Carefully weigh your options
You may or may not have the ability or privilege or desire to breast/chestfeed. But if you do and are thinking about whether or how long to nurse, here are some things to consider:
Clarify who your insiders are:
- Who should have a say in any decisions related to your breast/chestfeeding? A partner? Close friend? Relative?
- Are you giving undue weight to the opinions of any outsiders?
Assess your mental and physical health as a nursing parent:
- Would your health benefit from continuing to nurse?
- Have you considered supplementing with formula? Can your family afford—and do you have access to—formula?
- Do you need support (eg, lactation consultant or formula supplementation) for feeding your baby so you can thrive, not just survive?
Assess the needs and desires of your baby:
- Would your baby’s health benefit from continuing to nurse?
- Does your baby prefer a bottle or breast/chestfeeding?
Assess your environment:
- Could you benefit from the support of your partner, a work situation, or maybe a lactation consult?

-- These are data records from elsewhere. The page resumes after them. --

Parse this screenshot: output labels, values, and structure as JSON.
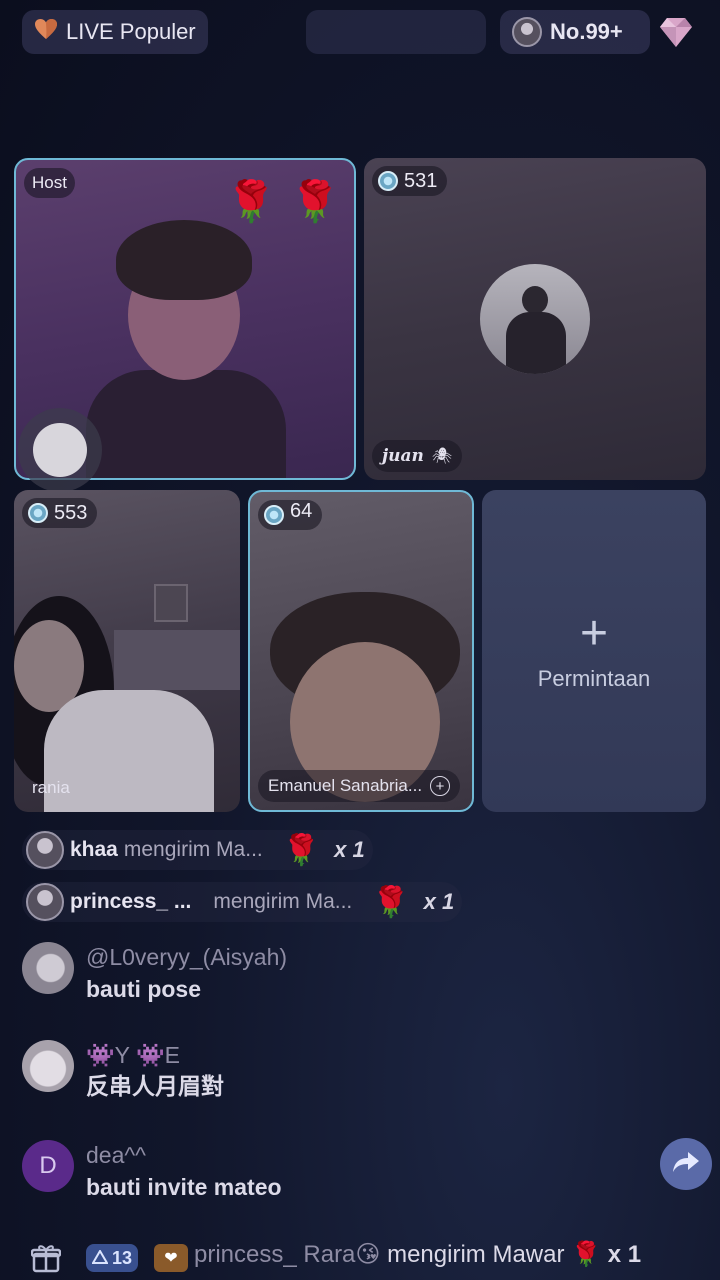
{
  "header": {
    "live_label": "LIVE Populer",
    "rank_label": "No.99+"
  },
  "tiles": {
    "host": {
      "badge": "Host"
    },
    "juan": {
      "viewers": "531",
      "name": "juan"
    },
    "rania": {
      "viewers": "553",
      "name": "rania"
    },
    "emanuel": {
      "viewers": "64",
      "name": "Emanuel Sanabria..."
    },
    "request": {
      "label": "Permintaan"
    }
  },
  "gifts": [
    {
      "user": "khaa",
      "action": "mengirim Ma...",
      "count": "x 1"
    },
    {
      "user": "princess_ ...",
      "action": "mengirim Ma...",
      "count": "x 1"
    }
  ],
  "comments": [
    {
      "user": "@L0veryy_(Aisyah)",
      "text": "bauti pose"
    },
    {
      "user": "👾Y 👾E",
      "text": "反串人月眉對"
    },
    {
      "user": "dea^^",
      "text": "bauti invite mateo",
      "initial": "D"
    }
  ],
  "ticker": {
    "level": "13",
    "user": "princess_ Rara😘",
    "action": "mengirim Mawar",
    "count": "x 1"
  },
  "colors": {
    "background": "#11162b",
    "selected_border": "#6fb9d6",
    "request_tile": "#353c5a",
    "share_button": "#5a6aa8"
  }
}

- Does your commute to work allow you to continue breast/chestfeeding?
- Do you have access to a safe and private place to pump?
This country has a long way to go before it can be considered an inviting environment for nursing parents. In the meantime, I believe the choice to breast/chestfeed is ultimately up to nursing parents. It’s your breast (or chest), your choice. But it’s also helpful to weigh all your options from both a practical and an emotional perspective before you settle on a choice.
So sit down and compare the pros and cons. Identify your insiders and outsiders, and then have those clarifying conversations, even if they’re difficult. At the end of the day, how long and whether you nurse your baby at all doesn’t define your status as a great parent. You and your baby decide that.